Ce voyage et ses publics très variés ont démontré le grand sens pastoral de cet archevêque devenu pape mais qui avait toujours voulu rester au plus près du terrain des paroisses. Beaucoup d'exemples concrets émaillent ses interventions. Il parle souvent comme un simple curé, évoque les fondamentaux d'un catholicisme populaire, prière de l'Angélus, confession, adoration eucharistique, aumône. Non pas en théorie mais comme des moyens concrets de nourrir une vie spirituelle. À la différence de Benoît XVI qui était un véritable maestro de la théologie, une sorte de polytechnicien du message catholique, incollable et une référence pour beaucoup d'intellectuels catholiques, François est un ingénieur chimiste, passé ensuite par le sévère crible de la formation jésuite. Il est beaucoup plus concret. Il veut rester dans l'atelier. Il a une âme d'ingénieur développeur doublée d'une compétence innée pour le «marketing». Il cherche toujours, baigné par sa culture très américaine, comment mieux présenter l'Église et le Christ. Sans concession sur le dogme mais sans mettre non plus la charrue avant les bœufs. Il est soucieux d'aller aux marges, aux «périphéries». Non «pour faire peuple» mais parce que cet homme de Dieu est persuadé que la mission de l'Église - il l'a dit avec une force inégalée samedi et dimanche - est d'abord pour ceux qui ont quitté l'Église ou qui n'y sont jamais entrés. D'où la priorité donnée samedi aux évêques brésiliens à une Église qui sache «réchauffer le cœur» de l'homme. Ainsi la question morale sexuelle, souvent décriée, n'a pas été une seule fois évoquée par le pape François pendant ces JMJ. Non qu'elle soit secondaire dans son esprit mais elle n'est pas pour lui une priorité dès lors qu'elle empêcherait l'accès à l'essentiel du message chrétien. Il y a là une inflexion significative.
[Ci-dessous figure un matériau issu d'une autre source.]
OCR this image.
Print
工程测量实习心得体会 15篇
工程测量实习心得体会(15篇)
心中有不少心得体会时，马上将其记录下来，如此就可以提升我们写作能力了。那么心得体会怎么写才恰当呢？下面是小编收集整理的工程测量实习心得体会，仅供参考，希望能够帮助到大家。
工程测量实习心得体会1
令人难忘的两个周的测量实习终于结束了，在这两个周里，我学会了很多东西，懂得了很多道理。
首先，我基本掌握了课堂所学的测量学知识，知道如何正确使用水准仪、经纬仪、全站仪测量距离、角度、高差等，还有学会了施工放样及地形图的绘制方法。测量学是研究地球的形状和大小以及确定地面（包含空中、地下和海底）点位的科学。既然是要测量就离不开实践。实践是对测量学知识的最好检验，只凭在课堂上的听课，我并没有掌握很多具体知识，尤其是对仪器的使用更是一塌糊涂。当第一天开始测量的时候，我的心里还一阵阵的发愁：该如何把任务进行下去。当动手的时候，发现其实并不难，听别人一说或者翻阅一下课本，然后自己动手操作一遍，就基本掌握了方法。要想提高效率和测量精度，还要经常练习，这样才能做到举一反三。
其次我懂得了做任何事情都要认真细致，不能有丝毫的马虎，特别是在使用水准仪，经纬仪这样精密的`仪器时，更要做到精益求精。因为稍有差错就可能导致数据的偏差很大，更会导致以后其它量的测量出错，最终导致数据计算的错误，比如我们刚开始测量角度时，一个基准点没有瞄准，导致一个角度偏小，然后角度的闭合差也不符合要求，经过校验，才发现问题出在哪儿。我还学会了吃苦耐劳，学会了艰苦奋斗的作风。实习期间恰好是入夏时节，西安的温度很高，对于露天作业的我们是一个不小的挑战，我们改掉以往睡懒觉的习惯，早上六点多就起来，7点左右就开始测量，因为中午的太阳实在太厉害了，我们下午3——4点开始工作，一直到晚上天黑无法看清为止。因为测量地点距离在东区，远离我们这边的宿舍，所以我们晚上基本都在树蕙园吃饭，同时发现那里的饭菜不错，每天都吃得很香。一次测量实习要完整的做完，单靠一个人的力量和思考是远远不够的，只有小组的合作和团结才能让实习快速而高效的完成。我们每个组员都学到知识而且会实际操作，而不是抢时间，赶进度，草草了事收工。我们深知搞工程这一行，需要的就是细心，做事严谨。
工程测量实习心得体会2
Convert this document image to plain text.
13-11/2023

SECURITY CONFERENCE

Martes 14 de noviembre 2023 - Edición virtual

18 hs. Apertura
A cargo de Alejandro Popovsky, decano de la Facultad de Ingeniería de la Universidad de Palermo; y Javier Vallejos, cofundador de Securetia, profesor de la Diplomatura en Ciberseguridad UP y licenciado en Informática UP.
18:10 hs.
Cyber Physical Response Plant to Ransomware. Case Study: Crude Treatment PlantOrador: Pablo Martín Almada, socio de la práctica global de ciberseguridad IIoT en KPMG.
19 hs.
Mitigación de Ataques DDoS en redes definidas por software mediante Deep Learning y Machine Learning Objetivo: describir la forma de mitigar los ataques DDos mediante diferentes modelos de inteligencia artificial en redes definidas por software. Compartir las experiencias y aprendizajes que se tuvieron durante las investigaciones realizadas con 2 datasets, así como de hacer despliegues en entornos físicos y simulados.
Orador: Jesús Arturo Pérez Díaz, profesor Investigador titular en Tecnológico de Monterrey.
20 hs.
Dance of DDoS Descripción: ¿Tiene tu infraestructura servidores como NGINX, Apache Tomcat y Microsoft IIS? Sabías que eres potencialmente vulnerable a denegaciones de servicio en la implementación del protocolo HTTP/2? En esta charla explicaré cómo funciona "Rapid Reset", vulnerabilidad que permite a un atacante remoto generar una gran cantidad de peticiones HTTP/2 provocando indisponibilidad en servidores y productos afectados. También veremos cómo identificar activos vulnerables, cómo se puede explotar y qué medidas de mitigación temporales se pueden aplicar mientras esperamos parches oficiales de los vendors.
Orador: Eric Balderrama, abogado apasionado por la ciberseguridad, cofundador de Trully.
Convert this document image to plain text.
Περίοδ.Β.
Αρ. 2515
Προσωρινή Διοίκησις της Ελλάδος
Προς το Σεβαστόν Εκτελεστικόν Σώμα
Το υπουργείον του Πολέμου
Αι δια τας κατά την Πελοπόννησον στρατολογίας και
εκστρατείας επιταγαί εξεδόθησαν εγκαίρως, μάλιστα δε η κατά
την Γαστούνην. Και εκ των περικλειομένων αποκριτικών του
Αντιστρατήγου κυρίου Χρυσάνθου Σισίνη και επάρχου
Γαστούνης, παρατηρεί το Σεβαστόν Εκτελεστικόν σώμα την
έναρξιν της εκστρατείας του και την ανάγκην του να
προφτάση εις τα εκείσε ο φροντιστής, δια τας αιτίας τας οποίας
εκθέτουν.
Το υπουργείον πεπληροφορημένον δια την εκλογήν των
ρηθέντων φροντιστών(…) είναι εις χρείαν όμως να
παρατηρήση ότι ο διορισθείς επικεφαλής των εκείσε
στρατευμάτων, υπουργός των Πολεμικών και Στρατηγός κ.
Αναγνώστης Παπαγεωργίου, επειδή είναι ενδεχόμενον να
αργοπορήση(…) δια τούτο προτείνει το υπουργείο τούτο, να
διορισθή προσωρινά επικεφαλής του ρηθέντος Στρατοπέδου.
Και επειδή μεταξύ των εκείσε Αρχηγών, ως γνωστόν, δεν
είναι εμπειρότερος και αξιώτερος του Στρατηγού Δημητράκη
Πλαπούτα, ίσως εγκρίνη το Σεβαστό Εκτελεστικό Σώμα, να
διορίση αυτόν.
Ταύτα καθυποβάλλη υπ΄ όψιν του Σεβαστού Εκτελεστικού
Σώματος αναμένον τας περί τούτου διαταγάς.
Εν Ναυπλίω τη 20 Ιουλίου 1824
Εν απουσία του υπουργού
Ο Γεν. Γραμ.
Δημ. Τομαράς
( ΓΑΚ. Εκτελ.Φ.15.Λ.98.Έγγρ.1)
              Un voyage hanté par la difficile gestion du changement dans l'Église

Ce premier voyage du pape François à l'étranger s'est inscrit dans un contexte assez tendu au Vatican. Il y a eu, avant de partir, l'explosion d'un scandale touchant Mgr Battista Ricca, l'un des hommes de confiance du Pape pour piloter la réforme de la banque du Vatican. Il a été rattrapé par un passé homosexuel. Curieusement, les informations concernant cet évêque n'auraient pas été portées à la connaissance du Pape. En attendant, ces informations, avérées, ne sont pas arrivées dans la presse par hasard. Elle visait à affaiblir l'élan de la réforme de la banque du Vatican voulue par le Pape mais aussi celle de la Curie romaine programmée pour cet hiver et qui s'annonce drastique. Ambiance… Il y a de fortes résistances internes au Vatican qui s'opposent de manière passive à l'action à l'évêque de Rome. Or, le pape François travaille abondamment à ce dossier. À Rio, il a consacré une partie de sa journée de mardi, théoriquement prévue pour son repos, à cette question en compagnie du cardinal Maradiaga du Honduras, chargé de coordonner la commission de huit cardinaux de différents points du monde qui préparent cette minirévolution. Tous les chefs d'entreprise savent que piloter le changement est sans doute l'une des tâches les plus délicates du management. A fortiori dans une institution comme le Vatican où le protocole et les usages ont bétonné une culture quasi «irréformable». François est confronté à cette problématique, mais les réticents du Vatican vont devoir compter avec le succès de ce déplacement qui va considérablement renforcer son autorité, comme s'il avait fait ses preuves.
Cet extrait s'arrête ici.